Baca juga: Gawat! Hacker ShinyHunters Klaim Curi Data Pornhub, Minta Tebusan Bitcoin
Namun, sentimen pasar kini berubah drastis. Dalam kurun waktu satu pekan, harga Bitcoin tercatat merosot lebih dari 11 persen, dari level sekitar 90.000 dollar AS ke bawah 78.000 dollar AS. Ini menjadi posisi harga terendah Bitcoin sejak April 2025 dan menandakan tekanan jual yang semakin kuat di pasar kripto.

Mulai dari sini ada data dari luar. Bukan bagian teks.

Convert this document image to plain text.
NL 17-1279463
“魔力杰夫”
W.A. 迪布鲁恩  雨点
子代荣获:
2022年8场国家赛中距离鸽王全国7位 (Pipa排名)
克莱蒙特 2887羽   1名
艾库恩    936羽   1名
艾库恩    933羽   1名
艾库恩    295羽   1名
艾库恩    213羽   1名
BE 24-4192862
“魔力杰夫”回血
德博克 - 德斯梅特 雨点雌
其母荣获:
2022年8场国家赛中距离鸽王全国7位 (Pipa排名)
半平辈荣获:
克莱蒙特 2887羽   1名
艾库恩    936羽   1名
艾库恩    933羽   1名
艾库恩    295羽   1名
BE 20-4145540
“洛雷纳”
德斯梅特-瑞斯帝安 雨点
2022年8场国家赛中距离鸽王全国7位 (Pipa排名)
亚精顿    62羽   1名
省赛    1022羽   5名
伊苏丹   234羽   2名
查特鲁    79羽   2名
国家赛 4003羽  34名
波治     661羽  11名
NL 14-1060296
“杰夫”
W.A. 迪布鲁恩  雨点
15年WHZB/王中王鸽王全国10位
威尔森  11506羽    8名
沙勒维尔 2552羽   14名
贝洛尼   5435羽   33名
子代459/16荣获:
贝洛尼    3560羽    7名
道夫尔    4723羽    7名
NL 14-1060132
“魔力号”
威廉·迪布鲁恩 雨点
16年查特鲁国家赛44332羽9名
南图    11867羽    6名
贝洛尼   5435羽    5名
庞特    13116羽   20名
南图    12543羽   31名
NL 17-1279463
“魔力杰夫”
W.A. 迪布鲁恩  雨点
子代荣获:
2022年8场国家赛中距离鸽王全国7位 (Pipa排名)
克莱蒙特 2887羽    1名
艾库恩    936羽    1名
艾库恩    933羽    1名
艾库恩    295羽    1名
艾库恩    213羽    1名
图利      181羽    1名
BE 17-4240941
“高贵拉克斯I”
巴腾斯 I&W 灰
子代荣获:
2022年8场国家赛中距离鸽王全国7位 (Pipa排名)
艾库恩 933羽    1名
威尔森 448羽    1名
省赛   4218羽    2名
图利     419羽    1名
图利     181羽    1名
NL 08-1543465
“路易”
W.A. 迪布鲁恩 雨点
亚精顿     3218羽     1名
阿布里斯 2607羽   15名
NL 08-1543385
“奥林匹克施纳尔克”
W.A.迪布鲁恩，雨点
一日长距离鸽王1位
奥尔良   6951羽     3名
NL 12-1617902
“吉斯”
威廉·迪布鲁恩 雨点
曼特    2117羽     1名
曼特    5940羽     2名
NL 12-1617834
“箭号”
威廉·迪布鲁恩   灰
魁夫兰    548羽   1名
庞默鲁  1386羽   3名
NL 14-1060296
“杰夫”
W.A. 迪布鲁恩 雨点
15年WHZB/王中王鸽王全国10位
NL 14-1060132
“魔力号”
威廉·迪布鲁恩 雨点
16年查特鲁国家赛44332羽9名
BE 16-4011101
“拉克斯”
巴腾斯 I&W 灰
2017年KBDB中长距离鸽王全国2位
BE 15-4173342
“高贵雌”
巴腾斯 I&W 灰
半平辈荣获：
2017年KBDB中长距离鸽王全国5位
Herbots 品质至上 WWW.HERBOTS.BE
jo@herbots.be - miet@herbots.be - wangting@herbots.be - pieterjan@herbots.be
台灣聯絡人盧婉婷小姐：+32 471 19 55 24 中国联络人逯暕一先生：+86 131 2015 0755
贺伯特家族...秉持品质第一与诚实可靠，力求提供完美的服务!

Kondisi tersebut memicu sentimen bearish di kalangan investor. Banyak pelaku pasar memilih mengurangi eksposur terhadap aset berisiko, termasuk Bitcoin. Alhasil, Bitcoin yang sebelumnya cukup lama bertahan di jajaran 10 besar aset dunia kini terus melorot.
Tak Hanya Bitcoin, Ethereum Juga Alami Tekanan
Tekanan tidak hanya dirasakan oleh Bitcoin. Ethereum (ETH), kripto terbesar kedua di dunia, juga mengalami koreksi tajam. Dalam sepekan terakhir, harga ETH turun sekitar 14,5 persen, sehingga kapitalisasi pasarnya menyusut ke kisaran 300 miliar dollar AS. Dampaknya, Ethereum kini berada di sekitar peringkat ke-68 aset terbesar dunia, turun jauh dari posisi 50 besar dan kalah nilai dari sejumlah perusahaan global seperti Coca-Cola, Cisco, hingga Caterpillar.
Baca juga: Jangan Salah! Ini Perbedaan Bitcoin dan Blockchain yang Wajib Kamu Pahami
Penguatan Dollar AS Tekan Pasar Kripto
Sejumlah faktor menjadi pemicu utama tekanan di pasar kripto. Salah satunya adalah penguatan dollar AS yang cukup agresif dalam beberapa waktu terakhir. Penguatan ini dipengaruhi oleh dinamika kebijakan moneter Amerika Serikat, termasuk munculnya figur Federal Reserve yang dinilai cenderung hawkish dan berpotensi mempertahankan suku bunga tinggi lebih lama.
Dalam kondisi suku bunga tinggi, suku bunga riil berpeluang meningkat. Situasi ini biasanya tidak ramah bagi aset berisiko seperti kripto, karena investor lebih tertarik menyimpan dana dalam bentuk dollar AS atau obligasi pemerintah yang menawarkan imbal hasil lebih stabil. Akibatnya, arus dana keluar dari pasar kripto pun sulit dihindari.
Faktor eksternal lainnya datang dari ketegangan geopolitik, khususnya di kawasan Timur Tengah. Pernyataan keras dari pihak militer Iran terkait potensi serangan terhadap Israel, ditambah sinyal ancaman dari Amerika Serikat, memperbesar ketidakpastian global. Dalam situasi seperti ini, investor cenderung menghindari aset spekulatif dan memilih instrumen yang dianggap lebih aman.
Analis Needham, John Todaro, menilai minat investor ritel terhadap Bitcoin saat ini berada pada titik yang sangat rendah. Ia menyebut kondisi tersebut mencerminkan sikap apatis dari investor ritel. Menurutnya, volume perdagangan Bitcoin berpotensi tetap lesu setidaknya dalam satu hingga dua kuartal ke depan, sembari pasar menunggu kejelasan arah kebijakan moneter dan stabilitas global.